I could feel Ellen shiver. She told me once, after we had climbed back home, that she is afraid to let me come down here alone. She worries that another car will fall. As I put an arm around her — tried to, but in our parkas the gesture turned into a clumsy shove — I looked up to the rim of the gorge, where our house stands. There the road turns sharply down toward the bridge, and the safety barrier has long since broken down.

It was a mistake to look. No cars (the night was soundless): only the hard angles of the rocks, and the bare trees threading the sky. The night was bitter cold, clear and moonless.

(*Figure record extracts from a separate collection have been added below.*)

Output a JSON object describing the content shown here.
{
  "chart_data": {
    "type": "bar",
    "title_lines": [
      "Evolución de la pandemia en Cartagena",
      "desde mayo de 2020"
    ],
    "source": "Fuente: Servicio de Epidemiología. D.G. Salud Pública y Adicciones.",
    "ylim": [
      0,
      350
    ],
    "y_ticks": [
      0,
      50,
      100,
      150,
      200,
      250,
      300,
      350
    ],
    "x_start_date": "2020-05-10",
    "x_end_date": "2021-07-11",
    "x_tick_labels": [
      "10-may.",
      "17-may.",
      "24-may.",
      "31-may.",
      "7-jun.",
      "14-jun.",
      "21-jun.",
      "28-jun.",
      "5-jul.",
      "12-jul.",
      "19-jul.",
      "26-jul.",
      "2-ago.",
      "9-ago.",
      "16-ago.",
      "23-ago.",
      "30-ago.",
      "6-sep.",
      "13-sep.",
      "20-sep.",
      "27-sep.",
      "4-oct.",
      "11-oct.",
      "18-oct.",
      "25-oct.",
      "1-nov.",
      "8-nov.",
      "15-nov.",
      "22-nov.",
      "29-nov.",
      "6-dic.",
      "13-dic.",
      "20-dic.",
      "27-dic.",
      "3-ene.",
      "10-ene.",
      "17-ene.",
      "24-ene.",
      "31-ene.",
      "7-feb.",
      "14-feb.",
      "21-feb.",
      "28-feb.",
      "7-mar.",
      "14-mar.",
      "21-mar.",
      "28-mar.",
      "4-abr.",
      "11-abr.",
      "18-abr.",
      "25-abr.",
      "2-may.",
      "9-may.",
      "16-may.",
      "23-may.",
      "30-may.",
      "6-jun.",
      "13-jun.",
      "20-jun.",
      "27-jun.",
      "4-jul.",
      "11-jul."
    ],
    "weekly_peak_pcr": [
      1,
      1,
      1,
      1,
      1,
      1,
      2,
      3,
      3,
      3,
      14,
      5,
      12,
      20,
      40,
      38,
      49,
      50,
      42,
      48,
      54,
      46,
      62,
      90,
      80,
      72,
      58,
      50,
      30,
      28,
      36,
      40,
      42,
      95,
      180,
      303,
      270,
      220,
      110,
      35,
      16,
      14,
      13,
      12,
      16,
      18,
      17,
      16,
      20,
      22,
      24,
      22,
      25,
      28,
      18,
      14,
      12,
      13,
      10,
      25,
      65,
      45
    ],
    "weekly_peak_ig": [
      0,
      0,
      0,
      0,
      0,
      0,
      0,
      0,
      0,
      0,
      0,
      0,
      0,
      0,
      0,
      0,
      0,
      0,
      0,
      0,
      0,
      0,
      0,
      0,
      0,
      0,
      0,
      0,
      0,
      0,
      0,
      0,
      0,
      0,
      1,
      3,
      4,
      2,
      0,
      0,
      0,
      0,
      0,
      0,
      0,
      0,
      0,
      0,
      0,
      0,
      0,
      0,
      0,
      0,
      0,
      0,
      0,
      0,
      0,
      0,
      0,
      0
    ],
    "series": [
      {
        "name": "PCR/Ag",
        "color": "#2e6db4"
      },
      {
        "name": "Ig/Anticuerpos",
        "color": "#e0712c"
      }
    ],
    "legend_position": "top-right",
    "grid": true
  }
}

Before, a night like this would have burned with stars, and the sky seemed infinitely far away. This night, I saw four, six, seven stars swimming, awash in a faintly luminous haze that lowers, night by night.

Ell caught me staring and pulled at my arm. She dragged us stumbling over rocks hidden in the snow to where the new wreck lay, broken-backed on the streamside. Its engine had spilled out in a single piece, hissing into the ice. Glass glittered everywhere. We bent to a place where a window had been. Inside were six bodies, all fallen on their heads. Their arms were tangled, as if still gesturing.